# Salt Fork Today



## Sr.Jigger (Feb 17, 2005)

4th time out and still no good....
Bank Fished Saltfork today at several of my go-to spring Crappie hot spots.
They were (not-so hot) to say the least. In 3 1/2 hour's and 4 good spot's only 2 dink Crappie. It was a real good looking day, nice light breeze, warming sun, steady barometric, good water level, not to muddy and not crap taking a minnow or jig.

Just can't seem to have the luck of others I read about. There was no surface flipping splash's of active fish I normally see this time of year. Just DEAD....
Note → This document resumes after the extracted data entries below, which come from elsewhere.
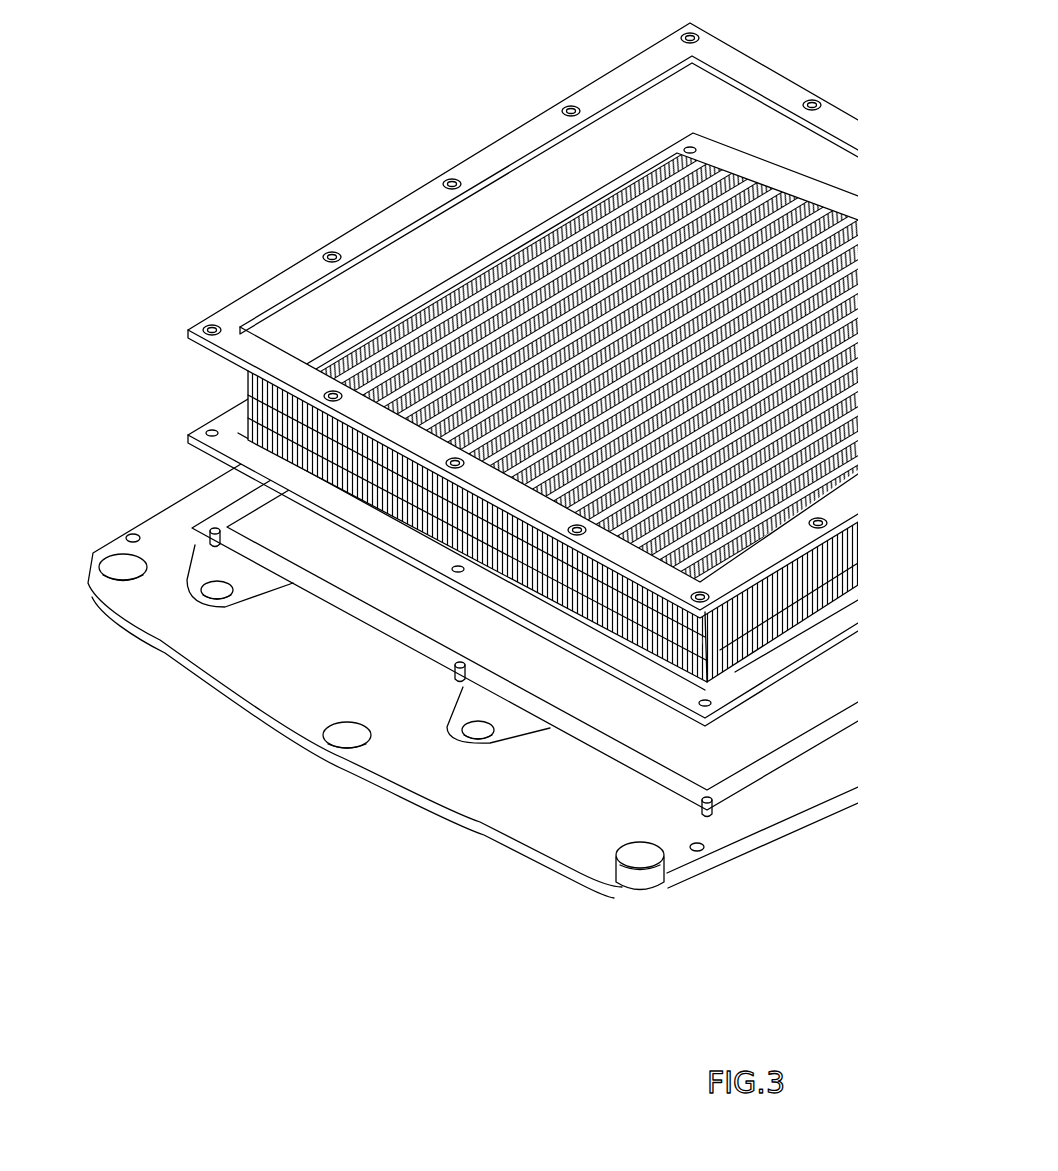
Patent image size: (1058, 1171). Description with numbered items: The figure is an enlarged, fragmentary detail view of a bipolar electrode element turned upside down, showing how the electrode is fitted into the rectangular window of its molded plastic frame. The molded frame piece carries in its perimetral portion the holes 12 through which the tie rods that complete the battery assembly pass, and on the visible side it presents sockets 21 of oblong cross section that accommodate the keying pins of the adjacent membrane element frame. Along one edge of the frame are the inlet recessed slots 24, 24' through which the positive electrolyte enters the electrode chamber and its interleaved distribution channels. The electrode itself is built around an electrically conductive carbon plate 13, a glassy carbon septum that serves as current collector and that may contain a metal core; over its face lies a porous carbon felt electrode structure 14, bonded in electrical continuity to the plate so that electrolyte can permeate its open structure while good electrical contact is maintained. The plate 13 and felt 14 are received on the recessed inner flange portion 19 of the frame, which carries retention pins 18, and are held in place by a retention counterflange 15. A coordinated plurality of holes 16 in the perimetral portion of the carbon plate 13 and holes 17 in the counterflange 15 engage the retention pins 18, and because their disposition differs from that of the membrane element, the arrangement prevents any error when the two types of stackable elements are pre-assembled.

The holes 12 is at (118, 567).
The conductive plate 13 is at (225, 422).
The carbon felt electrode structure 14 is at (256, 398).
The retention counterflange 15 is at (373, 223).
The holes 16 is at (263, 695).
The holes 17 is at (323, 250).
The retention pins 18 is at (218, 536).
The recessed inner flange portion 19 is at (265, 509).
The sockets 21 is at (132, 534).
The inlet recessed slot 24 is at (186, 608).
The inlet recessed slot 24' is at (471, 803).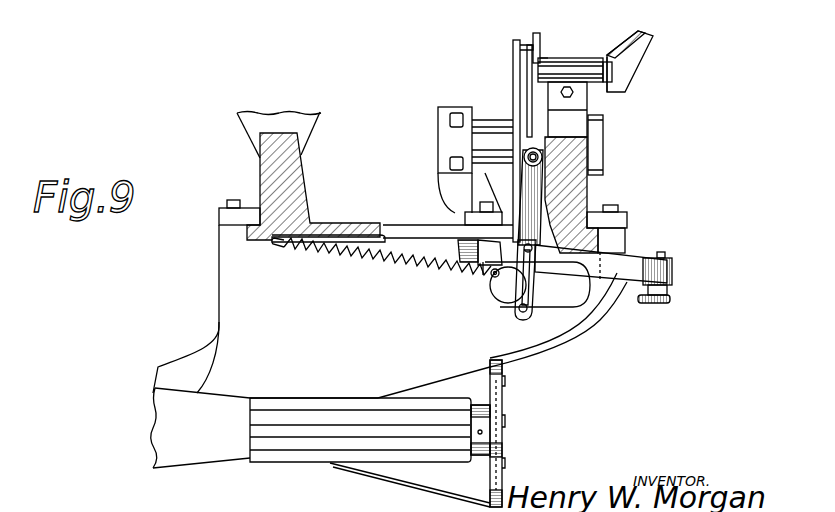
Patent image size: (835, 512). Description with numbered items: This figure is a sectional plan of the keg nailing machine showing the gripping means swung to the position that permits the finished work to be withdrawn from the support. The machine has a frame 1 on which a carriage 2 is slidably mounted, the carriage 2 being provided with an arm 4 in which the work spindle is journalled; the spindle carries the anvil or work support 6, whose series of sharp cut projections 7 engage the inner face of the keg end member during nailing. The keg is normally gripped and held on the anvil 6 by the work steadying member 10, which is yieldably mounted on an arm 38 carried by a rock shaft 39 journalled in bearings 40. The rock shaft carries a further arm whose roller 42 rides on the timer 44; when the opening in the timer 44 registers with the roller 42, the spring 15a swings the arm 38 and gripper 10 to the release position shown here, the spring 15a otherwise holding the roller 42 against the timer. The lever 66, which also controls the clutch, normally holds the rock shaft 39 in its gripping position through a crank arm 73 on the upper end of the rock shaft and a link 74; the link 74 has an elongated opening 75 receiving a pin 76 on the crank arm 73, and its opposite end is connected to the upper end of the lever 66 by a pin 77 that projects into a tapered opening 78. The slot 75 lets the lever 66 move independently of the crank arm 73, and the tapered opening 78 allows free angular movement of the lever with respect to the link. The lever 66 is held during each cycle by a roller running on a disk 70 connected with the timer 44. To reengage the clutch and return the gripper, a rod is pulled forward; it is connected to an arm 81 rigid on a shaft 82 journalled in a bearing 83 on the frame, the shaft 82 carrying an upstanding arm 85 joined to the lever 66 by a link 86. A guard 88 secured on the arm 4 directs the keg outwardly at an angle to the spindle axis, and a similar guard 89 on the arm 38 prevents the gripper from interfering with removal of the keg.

The hopper 1 is at (307, 184).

Should have went turkey hunting !!!! Can't find any morels yet either big enough to pick.


----------



## BABS (Feb 4, 2005)

Good report. I will be out Friday afternoon and let you know if I have any luck.


----------



## Forker (May 5, 2011)

I'm counting on you guys to eventually say something good about the fishing there.


----------



## Tiny Tim (Sep 19, 2006)

Jigger, I was there bank fishing on 04/22/13 and did pretty good. Got 9 Saugeyes, several White Bass and lots of Channel cats. Missed too many bites to count also. Dragging jigs with Bass minnows was the key to fishing. 4 of the Saugeyes were 16-17 inches. Threw the others back to grow some more. Strange thing was, I never got 1 single Crappie.


----------



## wave warrior (Oct 2, 2005)

nice tim! i assume the eyes were shallow??? i will be there fri-sun..all fish i marked or caught in the last 3 trips were in the river channel, 22'-36' deep. NOTHING in shallow that we could tell...hope to find some eyes and a decent crappie bite! with all the time we have put in there, it has to improve!!! a few great trips last fall but not much since


----------



## Tiny Tim (Sep 19, 2006)

Wave, they were anywhere from 4-8 fow. That is until the sun hit the water for a bit then they were gone!!! I got there just about daylight and it was on from the 1st cast!!!


----------



## ironhead550 (May 15, 2011)

we went out yesterday, the bite was not very aggressive. caught five saugeye. lost won at the boat i know was atleast seven lbs. i picked him up off the sypress point infront of the kimbolten ramp. in about five ft. and then my buddy caught one just off the break of the point in forteen fow. with in minutes of eachother his was about eighteen in. pop jigging vmc fire skirts tipped with minnows. i blame it on them just getting done spawning and the full moon. we have had the last three nights. the bite was slow. and not real aggresive...?


----------